The good news for Mr. Corbin is that he still gets a free education. He remains on what is called a "medical scholarship." With a medical scholarship, a player is removed from the roster and no longer counts against the 85 player maximum, but retains his scholarship.

I once read the details of how it works, but I cannot find any of the specific information any longer. I know certain safeguards are in place to make sure that the medical scholarship system isn't abused. Otherwise, a coach can simply place any player who isn't cutting it on the field onto the medical scholarship list and get the person off the 85-man list without actually kicking him out of school.

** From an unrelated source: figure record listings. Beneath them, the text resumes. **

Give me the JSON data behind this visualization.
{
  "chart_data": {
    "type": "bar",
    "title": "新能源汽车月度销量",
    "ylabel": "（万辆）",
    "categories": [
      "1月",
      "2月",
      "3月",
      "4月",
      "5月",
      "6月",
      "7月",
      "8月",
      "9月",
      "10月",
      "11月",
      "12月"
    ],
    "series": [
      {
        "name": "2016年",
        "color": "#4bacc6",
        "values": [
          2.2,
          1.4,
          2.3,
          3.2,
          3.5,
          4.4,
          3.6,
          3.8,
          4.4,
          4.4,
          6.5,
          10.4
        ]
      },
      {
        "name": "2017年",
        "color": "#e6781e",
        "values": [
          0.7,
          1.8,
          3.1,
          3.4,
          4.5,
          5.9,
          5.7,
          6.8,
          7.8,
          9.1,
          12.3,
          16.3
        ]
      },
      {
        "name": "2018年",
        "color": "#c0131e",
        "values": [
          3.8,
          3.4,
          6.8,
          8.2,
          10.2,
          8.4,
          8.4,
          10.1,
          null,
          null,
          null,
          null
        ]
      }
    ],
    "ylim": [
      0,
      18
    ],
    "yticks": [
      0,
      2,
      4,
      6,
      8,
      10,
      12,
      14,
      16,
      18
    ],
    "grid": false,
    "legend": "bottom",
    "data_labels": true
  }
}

I know that the medical scholarship is reversible, but the process of reversing it is arduous. I believe the player, in order to return from a medical scholarship list to the team proper has to go before a committee of medical experts, and the committee must vote as to whether it is a good idea. As I recall, the vote must be 2/3 in favor of the player returning, or the player does not return. I believe the player may also need clearance to by the committee in order to go ON a medical scholarship, but I'm not sure and I can't find the information.

The upshot is that the medical scholarship program is very good for the athlete and the team. Players who are too injured to play can stay in school and finish their education on scholarship, and the teams are free to seek out a player to replace him on the roster. It also removes one of the incentives a coach has to cut an injured recruit loose, and that's a good thing.

I do think that the system is potentially subject to abuse, in that a creative coach can probably get roster numbers down by making questionable moves to put players into the medical scholarship program who may not really be seriously injured, but haven't developed enough to be contributing players. I hope it's an issue the NCAA is at least looking out for, but so far no one has ever been accused of abusing this particular system. But any system that allows a coach to jimmy up his roster numbers has to be monitored closely for abuse.

Good luck to Jordon. I was looking forward to seeing him play, but now I hope he gets a good education and gets on with his life.